The Council of Bars and Law Societies of Europe (CCBE) submitted an Amicus Brief in support of Microsoft in United States v Microsoft. Amicus briefs are the only form of intervention before the courts by a third party which is interested in a given case. They are especially helpful when they expose arguments which may be beyond the knowledge or experience of the court.

Other prominent organisations which submitted their Amicus Briefs include Electronic Privacy Information Center (EPIC), Privacy International, Special UN Rapporteur on the Right to Privacy Joe Cannataci, MEPs Jan Albrecht, Sophie in’t Veld, Viviane Reding, Axel Voss and Birgit Sippel, The New Zealand Privacy Commissioner, European Commission, UK Government, Irish Government and more than 28 technology and media companies, including Apple and Amazon (the full list is available here).

United States v Microsoft started in 2013 when federal agents in the US investigating drug traffickers sought access to emails held in Microsoft’s computer servers in Ireland. They obtained a warrant from the federal court under the Stored Communications Act (SCA) which is a U.S statute governing the privacy of information stored with technology providers.
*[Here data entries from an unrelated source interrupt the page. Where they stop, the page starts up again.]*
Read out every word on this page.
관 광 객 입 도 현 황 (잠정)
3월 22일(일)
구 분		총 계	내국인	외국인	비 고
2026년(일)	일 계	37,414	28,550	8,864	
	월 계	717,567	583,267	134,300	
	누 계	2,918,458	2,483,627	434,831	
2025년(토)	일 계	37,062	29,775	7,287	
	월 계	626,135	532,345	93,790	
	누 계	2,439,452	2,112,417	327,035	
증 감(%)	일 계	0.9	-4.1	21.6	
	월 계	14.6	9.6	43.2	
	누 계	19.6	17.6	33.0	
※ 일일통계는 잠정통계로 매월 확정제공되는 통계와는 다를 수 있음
Microsoft provided the U.S government with the customers content information which was an address book stored in the U.S. However, to be fully compliant with the warrant, Microsoft would have also had to provide content it stores and maintains in Ireland. Microsoft refused on the basis that the warrant under the SCA was not intended to apply extraterritorially. It made an initial appeal against the warrant but the court sided with the U.S government, holding Microsoft in civil contempt for failing to comply with the warrant.

Three years later, on a further appeal to the U.S Court of Appeals for the Second Circuit, a three-judge panel unanimously sided with Microsoft and said the legislation was not intended to be extraterritorial. In January 2017 the U.S Government sought a rehearing and review before the Second Circuit Court which was denied ‘en banc’ (by a 4-4 split). What split the panel is the issue of where the access to data in question would take place: in Dublin where the content is physically stored or in the U.S where the access is a click of a button away. Following the U.S Government’s request to review the case the U.S Supreme Court agreed to do so in October 2017.

Over the coming months the U.S Supreme Court will consider whether the U.S Government has statutory authority to use a U.S warrant to access private communications and electronic information stored abroad.

The case raises significant concerns for lawyers and privacy professionals across Europe. If the U.S Supreme Court rules in favour of the U.S Government, the federal agencies will be able to access data stored abroad, thus significantly expanding the extra-territorial application of the U.S laws. This would have far reaching implications for the individual rights and liberties of EU citizens (and beyond) and would likely carry consequences for such core professional values as the protection of confidentiality of lawyer-client communications. Moreover, it would put many businesses in a situation when compliance with all applicable laws may prove impossible due to the conflict of these laws.

We will be watching closely to see how the case progresses this year. The latest date for the decision to be given is 30 June 2018. This is not a judgment that anyone is able to predict especially given the available judgments in similar cases. It was only a week or so after the Second Circuit’s decision that a federal judge in Pennsylvania took a polar opposite view and compelled Google to comply with search warrants seeking electronic data. Whatever the outcome will be, it will not be the last we will hear on the topic given the controversy the case sparked and the increasing reliance on electronic data and communications around the world.